Le ragioni di questo esito sono tante, dalla paura del panteismo alla volontà di demitizzare e desacralizzare ogni creatura, ma così sono state depotenziate le responsabilità e la custodia della terra, vera madre misconosciuta da parte dei terrestri.
In verità, la Bibbia contiene anche altri messaggi che non sono stati decodificati dai racconti mitici o dalla sapienza d’Israele. Proprio il messaggio biblico pone l’uomo, fin dall’inizio del mondo, in una comunità di creature, come co-creatura che condivide con gli animali la somiglianza, la solidarietà, lo stesso spazio, la sofferenza, il destino e il ritorno alla terra. L’uomo non esiste senza il “suo” mondo e il mondo esiste come luogo e dimora dell’uomo, degli animali e di tutte le creatura vegetali e minerali. Perciò l’uomo ha la vocazione ad essere responsabile di tutte le creature e della loro vita, essere il loro custode, rispettandole e mai dominandole o tantomeno sfruttandole. Né gli è stata dato nessun potere arbitrario, oppressivo e assoluto, né facoltà di sfruttamento della terra. Anche quando all’uomo è concesso di cibarsi della carne degli animali, lo potrà fare nel rispetto della vita, non cibandosi mai del sangue (kasher) che deve essere restituito alla terra, in attesa del regno messianico in cui non ci saranno più violenza e ferite alla vita. Mangiare kasher è riconoscere che anche della vita degli animali non si è padroni!
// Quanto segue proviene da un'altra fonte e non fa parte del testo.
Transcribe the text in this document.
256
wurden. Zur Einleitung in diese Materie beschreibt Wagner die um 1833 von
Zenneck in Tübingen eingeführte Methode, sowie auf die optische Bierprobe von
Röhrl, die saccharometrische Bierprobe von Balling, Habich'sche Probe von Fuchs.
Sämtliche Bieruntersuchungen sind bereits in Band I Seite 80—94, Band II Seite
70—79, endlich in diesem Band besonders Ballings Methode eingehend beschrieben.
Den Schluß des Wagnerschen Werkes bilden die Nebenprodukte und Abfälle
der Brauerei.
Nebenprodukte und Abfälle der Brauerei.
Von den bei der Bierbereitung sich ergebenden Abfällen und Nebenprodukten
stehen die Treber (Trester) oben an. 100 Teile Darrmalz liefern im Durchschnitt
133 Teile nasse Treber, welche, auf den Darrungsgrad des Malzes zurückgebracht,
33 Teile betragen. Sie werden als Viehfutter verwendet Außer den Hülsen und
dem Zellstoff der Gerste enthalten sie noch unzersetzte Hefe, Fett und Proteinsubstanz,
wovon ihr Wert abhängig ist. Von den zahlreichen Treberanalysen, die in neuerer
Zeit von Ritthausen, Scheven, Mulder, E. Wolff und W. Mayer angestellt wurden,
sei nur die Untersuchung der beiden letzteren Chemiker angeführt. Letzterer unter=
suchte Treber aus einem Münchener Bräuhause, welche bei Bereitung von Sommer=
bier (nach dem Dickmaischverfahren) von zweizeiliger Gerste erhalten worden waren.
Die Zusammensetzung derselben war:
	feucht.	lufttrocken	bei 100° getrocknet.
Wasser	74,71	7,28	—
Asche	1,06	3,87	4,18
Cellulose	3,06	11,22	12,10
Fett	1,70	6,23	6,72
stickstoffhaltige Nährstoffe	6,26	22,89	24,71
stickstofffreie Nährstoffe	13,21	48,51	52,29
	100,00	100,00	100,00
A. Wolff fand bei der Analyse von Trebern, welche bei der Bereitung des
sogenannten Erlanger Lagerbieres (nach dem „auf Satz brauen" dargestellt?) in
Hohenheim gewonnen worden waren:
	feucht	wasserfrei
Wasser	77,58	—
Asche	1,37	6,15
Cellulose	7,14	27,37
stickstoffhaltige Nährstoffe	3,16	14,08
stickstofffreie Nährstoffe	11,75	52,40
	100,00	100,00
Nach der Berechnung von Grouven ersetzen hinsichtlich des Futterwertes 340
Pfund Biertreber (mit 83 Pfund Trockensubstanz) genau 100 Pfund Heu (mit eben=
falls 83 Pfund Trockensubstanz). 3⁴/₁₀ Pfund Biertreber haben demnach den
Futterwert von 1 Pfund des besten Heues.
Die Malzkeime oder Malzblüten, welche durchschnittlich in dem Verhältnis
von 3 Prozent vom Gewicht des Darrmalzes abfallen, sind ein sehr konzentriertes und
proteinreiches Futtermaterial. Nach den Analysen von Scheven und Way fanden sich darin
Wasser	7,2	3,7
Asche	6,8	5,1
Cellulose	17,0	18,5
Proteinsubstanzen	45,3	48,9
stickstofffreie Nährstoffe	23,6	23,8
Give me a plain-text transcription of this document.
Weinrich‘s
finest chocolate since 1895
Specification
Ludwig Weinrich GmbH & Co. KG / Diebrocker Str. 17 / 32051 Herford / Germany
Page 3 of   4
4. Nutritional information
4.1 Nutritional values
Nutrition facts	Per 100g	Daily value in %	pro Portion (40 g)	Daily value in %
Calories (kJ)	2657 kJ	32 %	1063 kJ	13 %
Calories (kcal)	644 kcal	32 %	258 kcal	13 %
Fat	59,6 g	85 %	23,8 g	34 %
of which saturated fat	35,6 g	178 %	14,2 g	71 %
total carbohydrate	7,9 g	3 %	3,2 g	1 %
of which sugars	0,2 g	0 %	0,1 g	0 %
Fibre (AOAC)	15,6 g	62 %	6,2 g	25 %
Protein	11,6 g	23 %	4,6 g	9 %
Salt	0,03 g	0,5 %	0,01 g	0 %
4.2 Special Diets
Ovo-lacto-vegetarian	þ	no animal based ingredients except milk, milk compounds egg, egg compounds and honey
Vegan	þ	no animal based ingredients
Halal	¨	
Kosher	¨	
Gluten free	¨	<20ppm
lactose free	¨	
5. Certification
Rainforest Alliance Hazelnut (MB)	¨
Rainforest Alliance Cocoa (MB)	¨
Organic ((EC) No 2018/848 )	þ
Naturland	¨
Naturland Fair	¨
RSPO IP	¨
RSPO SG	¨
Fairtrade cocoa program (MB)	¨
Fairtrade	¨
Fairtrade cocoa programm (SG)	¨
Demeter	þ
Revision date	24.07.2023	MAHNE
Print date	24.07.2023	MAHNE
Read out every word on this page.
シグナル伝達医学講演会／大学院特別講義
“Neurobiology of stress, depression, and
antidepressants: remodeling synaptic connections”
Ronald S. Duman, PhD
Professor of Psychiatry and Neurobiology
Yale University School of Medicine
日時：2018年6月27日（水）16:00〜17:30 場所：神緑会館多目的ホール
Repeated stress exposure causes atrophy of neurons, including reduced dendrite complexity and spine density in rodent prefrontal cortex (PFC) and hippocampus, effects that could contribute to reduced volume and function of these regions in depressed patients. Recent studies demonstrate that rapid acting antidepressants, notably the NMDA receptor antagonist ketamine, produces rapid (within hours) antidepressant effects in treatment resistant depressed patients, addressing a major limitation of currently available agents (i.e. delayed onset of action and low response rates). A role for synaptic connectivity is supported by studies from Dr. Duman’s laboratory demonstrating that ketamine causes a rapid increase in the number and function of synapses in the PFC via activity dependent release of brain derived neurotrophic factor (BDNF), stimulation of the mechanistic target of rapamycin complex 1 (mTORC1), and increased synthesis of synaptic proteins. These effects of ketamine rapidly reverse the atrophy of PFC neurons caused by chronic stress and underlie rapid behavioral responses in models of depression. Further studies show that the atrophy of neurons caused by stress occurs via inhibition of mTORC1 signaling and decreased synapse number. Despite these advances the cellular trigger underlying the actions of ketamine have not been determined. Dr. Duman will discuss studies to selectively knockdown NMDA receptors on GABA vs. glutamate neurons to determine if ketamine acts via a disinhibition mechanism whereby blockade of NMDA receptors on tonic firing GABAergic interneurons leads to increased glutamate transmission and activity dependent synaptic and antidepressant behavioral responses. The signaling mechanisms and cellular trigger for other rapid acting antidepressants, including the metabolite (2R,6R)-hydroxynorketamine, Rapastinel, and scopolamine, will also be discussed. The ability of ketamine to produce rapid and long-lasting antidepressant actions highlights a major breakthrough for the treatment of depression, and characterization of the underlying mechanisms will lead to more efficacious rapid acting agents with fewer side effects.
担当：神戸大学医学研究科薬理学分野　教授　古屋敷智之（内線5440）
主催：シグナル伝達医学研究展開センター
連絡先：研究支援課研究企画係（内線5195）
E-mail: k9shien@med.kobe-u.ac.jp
Il mondo ha bisogno di rispetto e di solidarietà tra co-creature, anche se quello che vediamo quotidianamente è una contraddizione a questo sogno, a questa speranza. Resto convinto che noi dobbiamo oggi più di ieri esercitarci alla conoscenza di tutti gli esseri, imparare la “physké théoria”, la contemplazione della natura e anche quello sguardo che sa vedere come tutti insieme viviamo e tutti insieme ci salviamo. Se per paura dell’idolatria panteista abbiamo desacralizzato la natura, il Vangelo ci dice che la nostra speranza è “Dio tutti in tutti”, in una compassione cosmica e in una comunione universale. Questo significa che umani, animali, vegetali e tutta la terra hanno una vocazione alla vita e una dignità che deve essere riconosciuta, nella consapevolezza che noi umani siamo responsabili delle creatura, le creature invece non possono essere responsabili per noi e di noi. In questo mondo siamo soltanto inquilini e non padroni! E gli animali sono nostri compagni di viaggio. Perché sono rarissimi quelli che, come Francesco d’Assisi, sanno parlare agli uccelli, ai fiori e alle querce?